Hola to WCHS ESOL

WCHS started taking ESOL students this year for the first time since the beginning of the programming. Throughout the school, there are 25 students in total.

Photo Courtesy Of Elaine Smith

WCHS started taking ESOL students this year for the first time since the beginning of the programming. Throughout the school, there are 25 students in total.

By Trevor Gardemal, Social Media Manager

According to a local reddit user, Montgomery County has 32,000 European immigrants, 124,000 Asian immigrants, and 54,000 African immigrants, the 4th highest of any county in the United States. Needless to say, we live in a diverse region full of different cultures, peoples, and thus, languages.

English for Speakers of Other Languages (ESOL) is MCPS’s program to integrate non-english speakers into schools. While ESOL may not be visible to most students, it helps many each year.

“We have some students who have never spoken English before, and we have some students who have been speaking English and living in the United States, but maybe they speak a different language at home and need that language development at school,” Vice Principal Marie Gasaway said. “The ESOL program is helping students acquire the english language.” 

However, WCHS did not offer an ESOL program until the 2019-2020 school year. For students who were enrolled in the program at CJMSand HHMS, this lead to a difficult choice: to leave their friends, or to renounce their accommodations.

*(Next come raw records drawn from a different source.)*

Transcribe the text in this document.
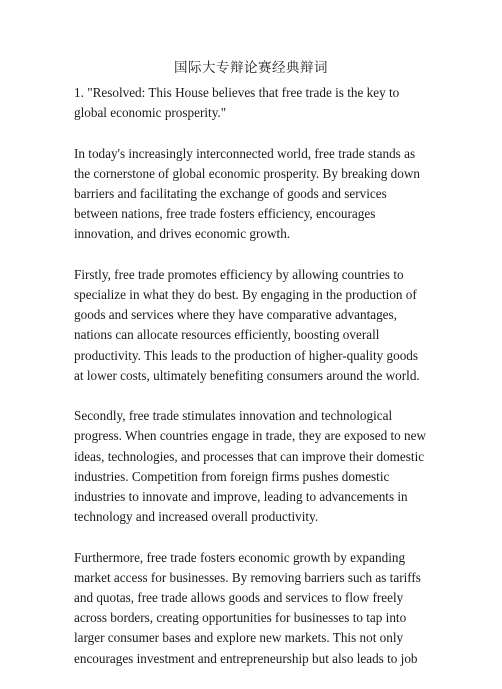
国际大专辩论赛经典辩词

1. "Resolved: This House believes that free trade is the key to global economic prosperity."

In today's increasingly interconnected world, free trade stands as the cornerstone of global economic prosperity. By breaking down barriers and facilitating the exchange of goods and services between nations, free trade fosters efficiency, encourages innovation, and drives economic growth.

Firstly, free trade promotes efficiency by allowing countries to specialize in what they do best. By engaging in the production of goods and services where they have comparative advantages, nations can allocate resources efficiently, boosting overall productivity. This leads to the production of higher-quality goods at lower costs, ultimately benefiting consumers around the world.

Secondly, free trade stimulates innovation and technological progress. When countries engage in trade, they are exposed to new ideas, technologies, and processes that can improve their domestic industries. Competition from foreign firms pushes domestic industries to innovate and improve, leading to advancements in technology and increased overall productivity.

Furthermore, free trade fosters economic growth by expanding market access for businesses. By removing barriers such as tariffs and quotas, free trade allows goods and services to flow freely across borders, creating opportunities for businesses to tap into larger consumer bases and explore new markets. This not only encourages investment and entrepreneurship but also leads to job
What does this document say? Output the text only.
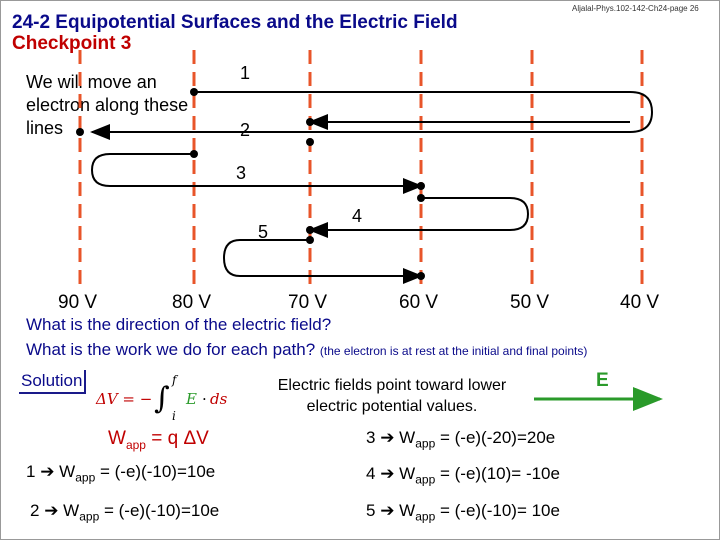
24-2 Equipotential Surfaces and the Electric Field
Checkpoint 3
Aljalal-Phys.102-142-Ch24-page 26
We will move an electron along these lines
ΔV = − ∫
f
i
E · ds
1
2
3
4
5
90 V	80 V	70 V	60 V	50 V	40 V
What is the direction of the electric field?
What is the work we do for each path? (the electron is at rest at the initial and final points)
Solution	Electric fields point toward lower electric potential values.
E
$W_{app} = q$ ΔV	3 ➔ $W_{app} = (-e)(-20)=20e$
1 ➔ $W_{app} = (-e)(-10)=10e$	4 ➔ $W_{app} = (-e)(10)= -10e$
2 ➔ $W_{app} = (-e)(-10)=10e$	5 ➔ $W_{app} = (-e)(-10)= 10e$
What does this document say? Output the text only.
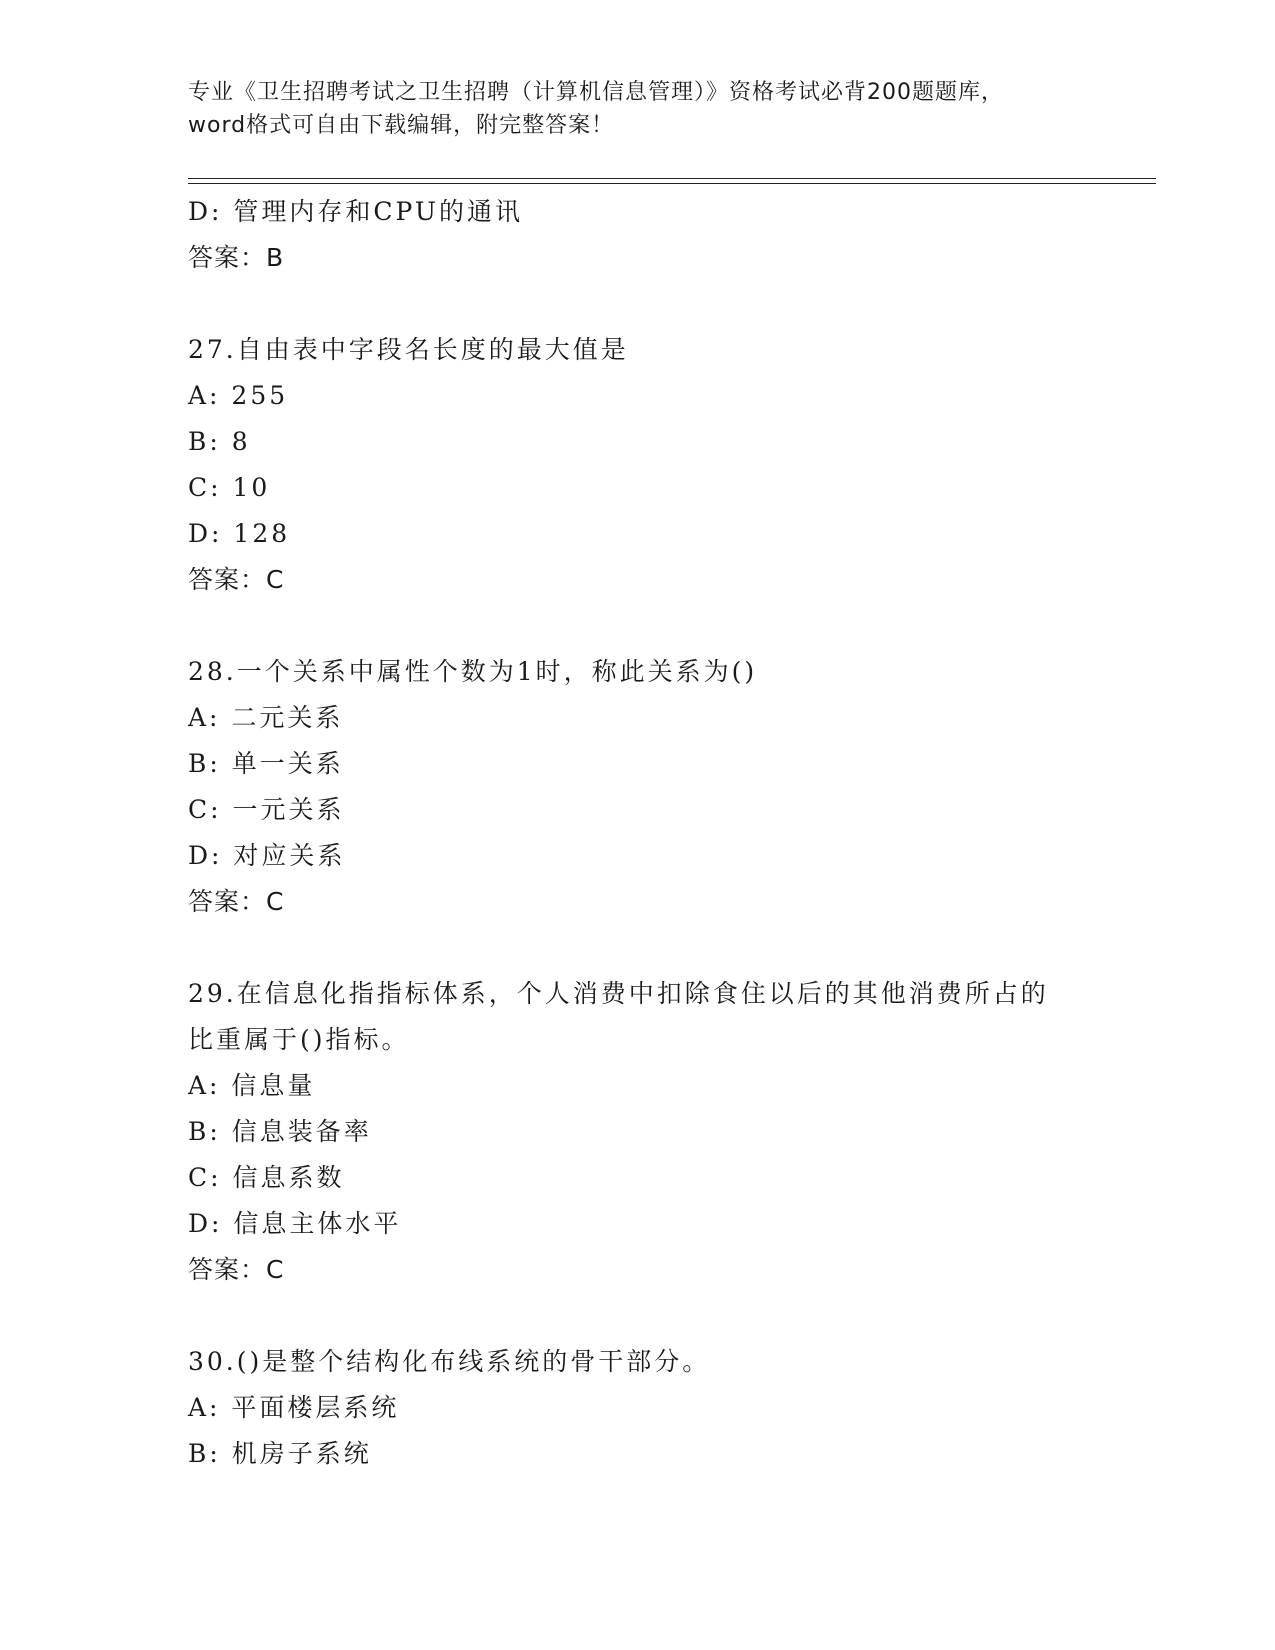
专业《卫生招聘考试之卫生招聘（计算机信息管理）》资格考试必背200题题库，
word格式可自由下载编辑，附完整答案！
D: 管理内存和CPU的通讯
答案：B
27.自由表中字段名长度的最大值是
A: 255
B: 8
C: 10
D: 128
答案：C
28.一个关系中属性个数为1时，称此关系为()
A: 二元关系
B: 单一关系
C: 一元关系
D: 对应关系
答案：C
29.在信息化指指标体系，个人消费中扣除食住以后的其他消费所占的
比重属于()指标。
A: 信息量
B: 信息装备率
C: 信息系数
D: 信息主体水平
答案：C
30.()是整个结构化布线系统的骨干部分。
A: 平面楼层系统
B: 机房子系统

“We didn’t allow ESOL students to come here unless they refused the services, or they could go to the ESOL program at Whitman,” Gasaway said. “I thought that we should start a program because I knew that we had students at Churchill last year who were ESOL students but refused their services in order to be here, so they were not getting english language education or accommodations,”

There has been a drastic shift in the ESOL population since the WCHS administration began to send students away many years ago. At that time, the amount of students who needed the program was very small. However, it now reaches 25 students enrolled at WCHS alone. 

According to MCPS regulations, a school can hire a part-time teacher for every 20 new students. However, WCHS already had an ace up its sleeve.

“We have Ms. Lizzie Rogers, who is our World Languages resource teacher. Part of her staffing allocation is to support ESOL students because it was such a small amount of students,” Gasaway said.

In order to make this an easy transition for ESOL students currently enrolled at WWHS, they were given the option to either return to WCHS as their homeschool or to stay at WWHS. Middle school siblings of WWHS ESOL students could follow their siblings.

This drastic change is sure to help students from all walks of life in the WCHS community feel more at home amongst their peers.

“The old policies hurt my heart, because having parents who speak different languages, thinking about if they had to go to a different school from their friends, just to receive language services, didn’t seem very fair to me,” Gasaway said.